In summary, the managed care system we propose for preventive services is designed to limit the potential for overcare under FFS payment and for undercare under capitation and comprehensive fixed fees. It bases payment on the provision of a complete set of preventive services, thus limiting the tendency of physicians to provide only the relatively high-profit services, such as screening tests, while neglecting the lower-profit services, such as counseling. It also allows primary care providers to outsource selected services to lower-cost providers, such as laboratories, health educators, and counselors, and community-based health promotion programs, thus encouraging greater efficiency. In addition, the proposed system funds both primary and high-risk preventive case management to ensure that individuals receive preventive services appropriate to their age, sex, and risk factors. Finally, the proposed system monitors the use of preventive services, relying on physician reminders to stimulate the appropriate provision of preventive care and denying payment for unauthorized care. Existing research suggests that none of the individual strategies for managed care can be expected to achieve all of the goals of managing and promoting the appropriate use of preventive services as defined by the U.S. Preventive Services Task Force (1989). To be most effective, we conclude that the strategies need to be coordinated and integrated into the current health care delivery practices of HMOs, PPOs, and point-of-service plans. In addition, the strategies require additional provider training in preventive care. With this support, the proposed model has the potential to improve quality, control costs, and increase the appropriate use of preventive care. While many of the individual components of the proposed managed care model have been evaluated for preventive services, a great deal more research is needed to evaluate the effect of combining these elements into a coordinated and comprehensive approach to managing preventive care. Research is also needed on workable ways to invite people not currently receiving medical care into the health care system to receive preventive care. To inform policy development, the impact of the proposed managed care model--both on preventive services utilization for specific screening, immunization, and counseling services, and on total health care costs and patient health status outcomes--needs to be evaluated.

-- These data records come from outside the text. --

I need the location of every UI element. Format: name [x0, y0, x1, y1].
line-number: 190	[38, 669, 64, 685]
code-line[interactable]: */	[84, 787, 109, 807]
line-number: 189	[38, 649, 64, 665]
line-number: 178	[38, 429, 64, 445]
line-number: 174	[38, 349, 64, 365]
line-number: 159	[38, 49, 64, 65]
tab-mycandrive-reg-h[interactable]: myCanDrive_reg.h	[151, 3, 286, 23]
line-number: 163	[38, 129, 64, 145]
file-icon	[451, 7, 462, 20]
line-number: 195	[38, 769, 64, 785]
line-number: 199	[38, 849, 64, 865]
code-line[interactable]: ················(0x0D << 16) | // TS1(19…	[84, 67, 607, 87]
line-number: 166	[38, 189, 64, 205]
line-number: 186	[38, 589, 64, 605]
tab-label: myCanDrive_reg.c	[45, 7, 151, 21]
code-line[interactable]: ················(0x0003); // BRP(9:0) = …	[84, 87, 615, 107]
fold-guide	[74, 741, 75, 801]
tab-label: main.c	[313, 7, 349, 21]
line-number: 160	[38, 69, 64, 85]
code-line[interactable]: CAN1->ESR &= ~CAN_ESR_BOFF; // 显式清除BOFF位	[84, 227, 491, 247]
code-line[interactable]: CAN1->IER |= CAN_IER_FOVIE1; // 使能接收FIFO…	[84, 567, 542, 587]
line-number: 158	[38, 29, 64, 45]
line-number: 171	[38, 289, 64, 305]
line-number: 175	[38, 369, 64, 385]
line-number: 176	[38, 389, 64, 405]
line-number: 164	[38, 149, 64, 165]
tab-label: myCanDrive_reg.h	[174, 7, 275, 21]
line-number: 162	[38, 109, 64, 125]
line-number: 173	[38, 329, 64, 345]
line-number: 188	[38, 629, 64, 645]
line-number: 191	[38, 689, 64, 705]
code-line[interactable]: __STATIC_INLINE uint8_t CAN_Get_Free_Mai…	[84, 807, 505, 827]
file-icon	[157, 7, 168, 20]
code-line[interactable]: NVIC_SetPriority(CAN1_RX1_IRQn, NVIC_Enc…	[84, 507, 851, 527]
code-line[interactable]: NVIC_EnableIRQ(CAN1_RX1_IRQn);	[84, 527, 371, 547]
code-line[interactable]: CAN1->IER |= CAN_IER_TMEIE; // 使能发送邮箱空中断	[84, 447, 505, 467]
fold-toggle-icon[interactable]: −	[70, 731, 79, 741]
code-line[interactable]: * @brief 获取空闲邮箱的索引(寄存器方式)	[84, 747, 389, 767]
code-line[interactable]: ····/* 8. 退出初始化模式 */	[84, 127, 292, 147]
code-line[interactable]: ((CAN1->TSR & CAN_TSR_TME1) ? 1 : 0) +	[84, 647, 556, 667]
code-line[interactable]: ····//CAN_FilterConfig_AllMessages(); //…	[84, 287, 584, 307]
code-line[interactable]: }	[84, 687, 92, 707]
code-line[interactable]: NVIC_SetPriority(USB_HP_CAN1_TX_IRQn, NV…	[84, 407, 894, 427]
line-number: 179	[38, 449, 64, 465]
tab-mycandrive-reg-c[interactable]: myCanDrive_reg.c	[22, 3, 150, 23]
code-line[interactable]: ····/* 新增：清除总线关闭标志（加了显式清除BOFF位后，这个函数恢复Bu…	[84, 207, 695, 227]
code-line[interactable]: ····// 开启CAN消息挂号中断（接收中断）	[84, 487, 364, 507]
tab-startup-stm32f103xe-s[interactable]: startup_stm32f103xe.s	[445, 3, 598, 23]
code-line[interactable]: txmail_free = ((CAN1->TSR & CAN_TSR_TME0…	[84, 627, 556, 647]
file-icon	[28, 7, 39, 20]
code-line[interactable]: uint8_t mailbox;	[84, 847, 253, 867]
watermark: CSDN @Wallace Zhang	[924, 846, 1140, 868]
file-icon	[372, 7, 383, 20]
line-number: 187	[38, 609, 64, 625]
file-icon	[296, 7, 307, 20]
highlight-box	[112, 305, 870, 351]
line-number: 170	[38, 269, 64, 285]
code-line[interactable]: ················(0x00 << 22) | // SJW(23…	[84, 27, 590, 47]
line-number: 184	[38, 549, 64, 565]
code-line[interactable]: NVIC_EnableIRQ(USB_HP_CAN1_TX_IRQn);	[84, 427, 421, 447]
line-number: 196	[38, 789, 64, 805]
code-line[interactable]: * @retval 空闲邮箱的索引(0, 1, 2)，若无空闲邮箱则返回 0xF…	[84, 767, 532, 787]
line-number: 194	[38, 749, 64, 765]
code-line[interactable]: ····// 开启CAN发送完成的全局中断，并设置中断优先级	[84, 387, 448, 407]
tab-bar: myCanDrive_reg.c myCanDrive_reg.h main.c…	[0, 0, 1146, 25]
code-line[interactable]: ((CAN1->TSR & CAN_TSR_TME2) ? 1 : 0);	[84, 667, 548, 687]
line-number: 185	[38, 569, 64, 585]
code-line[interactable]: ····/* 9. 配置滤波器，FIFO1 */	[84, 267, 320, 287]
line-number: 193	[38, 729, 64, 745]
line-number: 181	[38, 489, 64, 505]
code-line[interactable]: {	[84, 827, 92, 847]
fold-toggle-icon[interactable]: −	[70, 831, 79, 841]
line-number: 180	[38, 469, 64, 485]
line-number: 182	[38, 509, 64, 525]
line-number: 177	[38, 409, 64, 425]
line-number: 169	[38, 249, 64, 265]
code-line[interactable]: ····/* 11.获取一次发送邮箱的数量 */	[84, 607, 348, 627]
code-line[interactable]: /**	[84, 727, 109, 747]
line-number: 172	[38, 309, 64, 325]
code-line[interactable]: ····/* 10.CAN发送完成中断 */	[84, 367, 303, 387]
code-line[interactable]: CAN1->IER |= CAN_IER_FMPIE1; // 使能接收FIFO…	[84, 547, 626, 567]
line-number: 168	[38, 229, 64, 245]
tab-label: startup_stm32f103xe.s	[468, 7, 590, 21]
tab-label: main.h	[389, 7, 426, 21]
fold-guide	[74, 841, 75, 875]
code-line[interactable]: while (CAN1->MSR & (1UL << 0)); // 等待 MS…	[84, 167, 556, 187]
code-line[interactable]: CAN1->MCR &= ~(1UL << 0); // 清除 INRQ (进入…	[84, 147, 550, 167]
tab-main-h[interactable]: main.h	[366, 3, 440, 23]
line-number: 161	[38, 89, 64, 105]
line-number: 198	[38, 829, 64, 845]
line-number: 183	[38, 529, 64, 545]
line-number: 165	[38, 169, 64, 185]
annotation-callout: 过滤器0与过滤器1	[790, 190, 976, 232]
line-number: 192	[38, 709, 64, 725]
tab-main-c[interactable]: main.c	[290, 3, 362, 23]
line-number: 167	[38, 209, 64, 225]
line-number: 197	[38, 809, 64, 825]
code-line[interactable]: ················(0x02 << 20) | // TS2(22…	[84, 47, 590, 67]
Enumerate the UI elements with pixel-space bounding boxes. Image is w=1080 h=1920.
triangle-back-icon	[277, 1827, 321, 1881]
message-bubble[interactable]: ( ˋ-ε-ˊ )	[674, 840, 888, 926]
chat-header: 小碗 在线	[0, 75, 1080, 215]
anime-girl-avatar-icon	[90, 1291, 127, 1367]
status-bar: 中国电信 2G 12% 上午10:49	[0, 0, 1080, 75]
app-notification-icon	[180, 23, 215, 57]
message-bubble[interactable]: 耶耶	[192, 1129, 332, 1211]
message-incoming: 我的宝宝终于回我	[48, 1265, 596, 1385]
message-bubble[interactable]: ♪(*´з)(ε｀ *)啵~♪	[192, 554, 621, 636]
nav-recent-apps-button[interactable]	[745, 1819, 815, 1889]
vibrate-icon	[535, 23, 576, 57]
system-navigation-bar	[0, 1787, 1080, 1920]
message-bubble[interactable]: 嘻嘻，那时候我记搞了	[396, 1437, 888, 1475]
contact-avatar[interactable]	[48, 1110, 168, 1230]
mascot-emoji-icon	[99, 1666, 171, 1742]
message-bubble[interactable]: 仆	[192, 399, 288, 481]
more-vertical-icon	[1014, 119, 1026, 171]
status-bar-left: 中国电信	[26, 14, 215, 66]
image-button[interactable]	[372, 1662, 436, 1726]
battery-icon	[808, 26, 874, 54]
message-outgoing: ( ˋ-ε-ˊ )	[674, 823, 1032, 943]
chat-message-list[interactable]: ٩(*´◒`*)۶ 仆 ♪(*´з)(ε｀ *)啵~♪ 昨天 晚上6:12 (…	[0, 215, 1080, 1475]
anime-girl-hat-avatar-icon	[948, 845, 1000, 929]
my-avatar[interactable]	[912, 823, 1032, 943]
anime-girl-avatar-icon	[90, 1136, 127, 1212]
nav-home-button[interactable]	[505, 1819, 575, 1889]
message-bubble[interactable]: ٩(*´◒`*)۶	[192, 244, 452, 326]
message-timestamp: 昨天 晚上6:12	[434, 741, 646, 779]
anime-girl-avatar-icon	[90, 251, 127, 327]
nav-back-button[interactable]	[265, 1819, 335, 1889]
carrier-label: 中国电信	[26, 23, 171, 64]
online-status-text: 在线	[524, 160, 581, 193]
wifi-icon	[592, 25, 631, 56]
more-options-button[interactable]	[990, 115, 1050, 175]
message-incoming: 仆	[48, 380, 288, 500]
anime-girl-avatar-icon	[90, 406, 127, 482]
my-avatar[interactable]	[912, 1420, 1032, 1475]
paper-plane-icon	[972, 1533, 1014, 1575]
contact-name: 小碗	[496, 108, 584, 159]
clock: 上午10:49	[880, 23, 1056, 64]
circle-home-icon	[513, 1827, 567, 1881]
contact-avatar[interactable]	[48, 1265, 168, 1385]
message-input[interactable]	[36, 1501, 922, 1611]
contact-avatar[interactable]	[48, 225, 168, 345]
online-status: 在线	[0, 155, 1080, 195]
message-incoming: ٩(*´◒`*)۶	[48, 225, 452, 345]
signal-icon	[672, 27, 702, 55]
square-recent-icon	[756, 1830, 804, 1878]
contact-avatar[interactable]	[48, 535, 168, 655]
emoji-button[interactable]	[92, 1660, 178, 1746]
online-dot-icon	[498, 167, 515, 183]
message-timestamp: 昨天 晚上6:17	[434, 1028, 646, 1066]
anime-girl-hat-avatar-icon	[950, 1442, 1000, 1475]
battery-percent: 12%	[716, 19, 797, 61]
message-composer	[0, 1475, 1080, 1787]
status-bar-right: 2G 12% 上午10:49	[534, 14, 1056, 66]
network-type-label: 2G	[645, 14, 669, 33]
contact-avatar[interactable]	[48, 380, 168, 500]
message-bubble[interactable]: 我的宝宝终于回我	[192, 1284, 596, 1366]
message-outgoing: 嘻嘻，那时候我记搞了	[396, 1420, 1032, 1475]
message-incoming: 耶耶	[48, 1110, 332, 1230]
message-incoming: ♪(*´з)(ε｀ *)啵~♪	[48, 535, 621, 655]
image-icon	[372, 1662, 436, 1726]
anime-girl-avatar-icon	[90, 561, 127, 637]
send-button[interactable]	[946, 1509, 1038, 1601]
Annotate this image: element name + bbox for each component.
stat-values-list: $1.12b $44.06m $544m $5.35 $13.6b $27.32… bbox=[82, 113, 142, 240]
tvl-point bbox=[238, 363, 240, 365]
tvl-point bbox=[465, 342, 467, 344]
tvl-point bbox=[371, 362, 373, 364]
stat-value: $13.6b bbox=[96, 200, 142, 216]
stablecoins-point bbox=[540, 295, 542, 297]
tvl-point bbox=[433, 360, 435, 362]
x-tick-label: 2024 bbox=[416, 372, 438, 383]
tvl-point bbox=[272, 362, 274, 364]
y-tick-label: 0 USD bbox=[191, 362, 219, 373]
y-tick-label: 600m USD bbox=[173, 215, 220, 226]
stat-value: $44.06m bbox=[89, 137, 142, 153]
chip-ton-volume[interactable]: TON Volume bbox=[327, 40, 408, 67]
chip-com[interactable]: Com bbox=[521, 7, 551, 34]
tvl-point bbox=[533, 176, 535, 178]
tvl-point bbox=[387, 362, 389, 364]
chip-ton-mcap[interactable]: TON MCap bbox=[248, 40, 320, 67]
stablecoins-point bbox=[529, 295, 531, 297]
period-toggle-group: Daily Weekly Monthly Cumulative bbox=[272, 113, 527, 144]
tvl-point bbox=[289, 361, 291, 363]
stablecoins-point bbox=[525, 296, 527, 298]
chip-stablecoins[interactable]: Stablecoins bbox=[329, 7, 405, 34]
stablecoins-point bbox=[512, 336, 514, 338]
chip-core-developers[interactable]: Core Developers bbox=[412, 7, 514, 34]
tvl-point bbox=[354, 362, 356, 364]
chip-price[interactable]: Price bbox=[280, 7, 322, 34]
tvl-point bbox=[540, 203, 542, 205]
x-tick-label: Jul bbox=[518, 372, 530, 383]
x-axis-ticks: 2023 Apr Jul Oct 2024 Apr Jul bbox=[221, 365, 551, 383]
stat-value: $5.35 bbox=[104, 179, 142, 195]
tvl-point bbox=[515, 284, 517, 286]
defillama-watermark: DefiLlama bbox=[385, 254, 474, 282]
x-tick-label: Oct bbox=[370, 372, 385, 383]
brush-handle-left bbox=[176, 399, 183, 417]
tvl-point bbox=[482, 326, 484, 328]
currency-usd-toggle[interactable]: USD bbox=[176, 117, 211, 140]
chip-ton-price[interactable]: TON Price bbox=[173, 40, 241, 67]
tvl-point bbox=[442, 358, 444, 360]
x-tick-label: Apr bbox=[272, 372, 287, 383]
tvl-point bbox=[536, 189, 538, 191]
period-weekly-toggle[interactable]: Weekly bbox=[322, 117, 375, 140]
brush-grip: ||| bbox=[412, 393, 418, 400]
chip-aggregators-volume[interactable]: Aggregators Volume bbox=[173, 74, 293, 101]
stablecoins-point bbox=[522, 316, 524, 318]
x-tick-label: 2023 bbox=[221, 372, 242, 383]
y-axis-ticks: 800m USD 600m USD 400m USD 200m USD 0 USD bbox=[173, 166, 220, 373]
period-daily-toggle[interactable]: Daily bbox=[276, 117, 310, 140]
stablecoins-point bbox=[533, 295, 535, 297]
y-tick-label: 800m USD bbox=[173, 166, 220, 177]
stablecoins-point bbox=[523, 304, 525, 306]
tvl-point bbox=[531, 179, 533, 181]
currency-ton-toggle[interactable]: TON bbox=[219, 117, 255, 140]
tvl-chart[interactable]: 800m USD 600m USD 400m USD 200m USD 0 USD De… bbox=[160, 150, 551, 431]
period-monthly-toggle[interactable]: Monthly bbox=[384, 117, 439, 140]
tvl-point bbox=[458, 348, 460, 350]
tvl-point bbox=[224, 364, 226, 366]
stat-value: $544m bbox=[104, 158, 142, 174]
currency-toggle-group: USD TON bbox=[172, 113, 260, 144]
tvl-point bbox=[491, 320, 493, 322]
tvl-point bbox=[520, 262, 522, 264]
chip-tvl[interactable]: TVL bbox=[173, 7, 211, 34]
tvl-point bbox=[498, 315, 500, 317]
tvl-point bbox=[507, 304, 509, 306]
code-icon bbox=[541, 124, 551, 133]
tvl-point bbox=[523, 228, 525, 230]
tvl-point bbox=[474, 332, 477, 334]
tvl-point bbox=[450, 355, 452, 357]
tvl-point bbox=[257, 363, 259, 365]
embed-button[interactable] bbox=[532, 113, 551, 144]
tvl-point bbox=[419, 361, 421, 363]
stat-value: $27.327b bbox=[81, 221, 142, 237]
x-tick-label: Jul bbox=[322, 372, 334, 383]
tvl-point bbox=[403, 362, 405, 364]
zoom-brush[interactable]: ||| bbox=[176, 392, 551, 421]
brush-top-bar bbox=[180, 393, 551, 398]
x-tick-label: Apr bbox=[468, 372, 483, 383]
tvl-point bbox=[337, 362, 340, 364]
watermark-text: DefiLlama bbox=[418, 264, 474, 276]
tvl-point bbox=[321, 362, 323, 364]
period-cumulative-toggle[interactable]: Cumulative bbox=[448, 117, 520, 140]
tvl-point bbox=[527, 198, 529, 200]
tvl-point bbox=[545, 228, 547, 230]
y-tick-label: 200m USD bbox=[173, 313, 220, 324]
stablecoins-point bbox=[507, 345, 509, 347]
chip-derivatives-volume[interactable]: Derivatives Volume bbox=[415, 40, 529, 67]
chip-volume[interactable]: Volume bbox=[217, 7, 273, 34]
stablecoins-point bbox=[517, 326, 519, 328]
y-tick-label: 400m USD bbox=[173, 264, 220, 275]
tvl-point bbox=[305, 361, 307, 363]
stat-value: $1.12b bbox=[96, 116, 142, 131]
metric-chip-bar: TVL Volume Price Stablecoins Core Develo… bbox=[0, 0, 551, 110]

总之,我们提议的用于预防服务的管理式医疗系统旨在限制按服务收费制下过度医疗以及按人头付费和综合固定费用制下医疗不足的可能性。它基于提供一整套预防服务来支付费用,从而限制医生只提供相对高利润服务(如筛查测试)而忽视低利润服务(如咨询)的倾向。它还允许初级保健提供者将选定服务外包给低成本提供者,如实验室、健康教育工作者和咨询师以及社区健康促进项目,从而提高效率。此外,提议的系统为初级和高风险预防病例管理提供资金,以确保个人获得适合其年龄、性别和风险因素的预防服务。最后,提议的系统监测预防服务的使用情况,依靠医生提醒来促进适当提供预防保健,并拒绝为未经授权的医疗支付费用。现有研究表明,没有一种单独的管理式医疗策略能够实现美国预防服务工作组(1989年)所定义的管理和促进适当使用预防服务的所有目标。为了达到最佳效果,我们得出结论,这些策略需要进行协调并整合到健康维护组织、优先提供者组织和服务点计划当前的医疗服务提供实践中。此外,这些策略需要对提供者进行更多的预防保健培训。有了这种支持,提议的模式有可能提高质量、控制成本并增加预防保健的适当使用。虽然提议的管理式医疗模式的许多单独组成部分已针对预防服务进行了评估,但仍需要大量研究来评估将这些要素整合为一种协调和全面的预防保健管理方法的效果。还需要研究可行的方法,将目前未接受医疗保健的人群纳入医疗保健系统以接受预防保健。为了为政策制定提供信息,需要评估提议的管理式医疗模式的影响——既对特定筛查、免疫接种和咨询服务的预防服务利用情况的影响,也对总体医疗保健成本和患者健康状况结果的影响。